Balancing Your Writer’s Life

Ah. Writing. There are so many ideas, so many characters, so much internal and external conflict to wrestle with. I love getting my thoughts down onto paper or up onto computer screen (and drives). It feels wonderful to accomplish such a feat with so many other non-writing-related activities pressing in all around.

Wouldn’t it just be grand if writing was all there was to a writer’s life?

But it’s not all there is.

Of course, there’s the mental struggling with plot and character, and the writing it all down (or typing it). Writing is a very romantic career, and I don’t limit that to genre. There’s so much more. There is research, and revisions, and critique groups, and more revisions, and more research. There’s setting the story aside to decide later it needs a full rewrite. And checking your story word for word for silly little errors. Then you must search what to do with your completed story — agent, editor, self-publish, alternate, or trash it.

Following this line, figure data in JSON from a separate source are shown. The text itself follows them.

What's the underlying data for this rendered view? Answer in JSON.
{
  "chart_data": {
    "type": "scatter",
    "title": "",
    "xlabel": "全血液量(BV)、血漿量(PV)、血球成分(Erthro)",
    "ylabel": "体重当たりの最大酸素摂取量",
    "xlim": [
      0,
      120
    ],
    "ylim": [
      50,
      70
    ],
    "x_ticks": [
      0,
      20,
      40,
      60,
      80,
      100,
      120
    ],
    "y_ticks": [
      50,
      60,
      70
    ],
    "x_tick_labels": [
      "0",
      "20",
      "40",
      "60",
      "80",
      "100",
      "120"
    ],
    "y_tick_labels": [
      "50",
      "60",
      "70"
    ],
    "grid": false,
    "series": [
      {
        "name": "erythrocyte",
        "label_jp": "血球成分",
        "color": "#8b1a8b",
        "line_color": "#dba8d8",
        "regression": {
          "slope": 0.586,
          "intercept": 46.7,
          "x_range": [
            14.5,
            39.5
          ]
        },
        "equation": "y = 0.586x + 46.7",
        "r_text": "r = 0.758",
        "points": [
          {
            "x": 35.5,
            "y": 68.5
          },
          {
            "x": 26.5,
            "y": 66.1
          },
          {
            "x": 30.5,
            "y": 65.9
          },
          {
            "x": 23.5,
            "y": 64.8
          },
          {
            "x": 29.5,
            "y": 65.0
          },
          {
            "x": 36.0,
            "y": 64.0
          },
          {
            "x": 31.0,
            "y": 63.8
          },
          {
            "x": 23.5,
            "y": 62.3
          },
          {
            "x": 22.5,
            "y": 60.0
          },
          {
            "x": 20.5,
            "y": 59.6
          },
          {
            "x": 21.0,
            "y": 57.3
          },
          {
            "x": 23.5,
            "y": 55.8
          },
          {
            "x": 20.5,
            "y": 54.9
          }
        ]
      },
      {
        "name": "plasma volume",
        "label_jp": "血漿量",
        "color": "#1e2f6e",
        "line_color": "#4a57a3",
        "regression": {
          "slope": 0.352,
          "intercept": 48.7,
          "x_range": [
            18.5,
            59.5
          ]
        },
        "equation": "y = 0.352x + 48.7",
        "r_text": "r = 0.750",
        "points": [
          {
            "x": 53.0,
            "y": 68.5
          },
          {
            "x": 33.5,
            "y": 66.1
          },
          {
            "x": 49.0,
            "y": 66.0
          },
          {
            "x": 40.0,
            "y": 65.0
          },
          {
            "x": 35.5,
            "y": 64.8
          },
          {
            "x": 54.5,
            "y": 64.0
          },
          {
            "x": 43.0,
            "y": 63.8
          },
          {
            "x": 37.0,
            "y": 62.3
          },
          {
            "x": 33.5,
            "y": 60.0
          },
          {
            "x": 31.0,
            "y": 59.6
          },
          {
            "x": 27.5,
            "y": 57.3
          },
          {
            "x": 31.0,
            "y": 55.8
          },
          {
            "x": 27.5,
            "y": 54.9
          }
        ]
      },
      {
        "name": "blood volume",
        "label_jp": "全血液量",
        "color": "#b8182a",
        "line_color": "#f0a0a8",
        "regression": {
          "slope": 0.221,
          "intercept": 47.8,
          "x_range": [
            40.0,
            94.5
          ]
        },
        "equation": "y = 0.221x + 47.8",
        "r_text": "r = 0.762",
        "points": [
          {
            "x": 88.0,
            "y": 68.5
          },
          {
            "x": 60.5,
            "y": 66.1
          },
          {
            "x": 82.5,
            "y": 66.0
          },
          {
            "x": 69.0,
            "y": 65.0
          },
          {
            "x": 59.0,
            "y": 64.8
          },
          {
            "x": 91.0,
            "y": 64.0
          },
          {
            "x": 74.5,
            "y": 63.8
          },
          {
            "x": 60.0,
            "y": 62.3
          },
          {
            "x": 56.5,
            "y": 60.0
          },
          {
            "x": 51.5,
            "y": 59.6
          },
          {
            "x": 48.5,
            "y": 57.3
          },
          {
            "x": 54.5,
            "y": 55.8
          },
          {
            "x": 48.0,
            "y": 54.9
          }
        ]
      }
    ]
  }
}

When your story is published, of course, you go on to writing your next story. That’s a given. While that happens, you also must coddle your already published toddler.

What does this coddling entail? Updating your website, being “visible” on social media sites, printing business cards for live encounters. There are book signings, speaking engagements, and follow-up, including evaluations, to all. To each of these coddling suggestions, I could write chapters.

My mantra has always been that family comes first. That said, it’s often difficult to find time to write when you have babies to care for, toddlers, work which pays bills, school activities, church activities, social activities, house, yard, etc. Surely, there are at least 33 hours in any given day, right? And who needs sleep? Yet, somehow, the writing bug wiggles deeply into people who work and have families and family activities.

Family always comes first, which means sometimes writing must be put on hold.

Writing demands discipline. You can finish stories one sentence at a time, or as Anne Lamott puts it, bird by bird–writing during your children’s nap times, and then compartmentalize it while you focus on other aspects of life, like your kids.

Discipline is also required for all the published book coddling. Organization of sales for tax purposes, keeping track of  your PayPal account with their automatic withdrawals, remembering to update your domain name each year (or every third), contacting places to speak, putting together talks and PowerPoint presentations for the various requests, making your author name and book title visible both on social media and face-to-face, advertising, press releases, media kits, updating everything and often…

Is there no end to what an author today must do?

The short answer is no. So prioritize your time and what needs to be done. Focus. Be a disciplined person. Write. Market and promote. But most of all, hug and spend time with your loved ones.

Family v.s. Writing Time

Literature Blogs

One of my critique partners made several suggestions for writing during the holiday times. She asked on her 2009/12/27 blog (http://dramaquill.wordpress.com/) How do the holidays affect your writing habits? Besides being a friend, she’s a mind-reader, for I was thinking of blogging about the same thing. So… hey, what do you know? Here I go and do it, anyway, post-holiday.

I have always made family a priority. To me, nothing else (except my faith) could rate higher. If I were to spend so much time writing that I ignore my family, could I live with that decision? Family time these days is precious and wide-spaced in the year. I will never regret giving up “my writing time” to eat and laugh and play games and eat and tell family stories and eat some more, whenever they are present. It is not a hard decision for me. Besides, even in the best of times, with all my other commitments, I tend not to put in a 40-hour writing week. It is all about priorities.

So, in answer to my friend’s question, during the holidays, I take the time off writing to be with family. Then, when it’s all over (i.e., they leave), I go back to feeling guilty about postponing my writing for so long, take one last look at my company-clean house, and then plunge back into my normal, haphazard, unstructured (but productive) writing schedule.

(And now there’s a question for curious minds: Can a schedule be haphazard and unstructured?)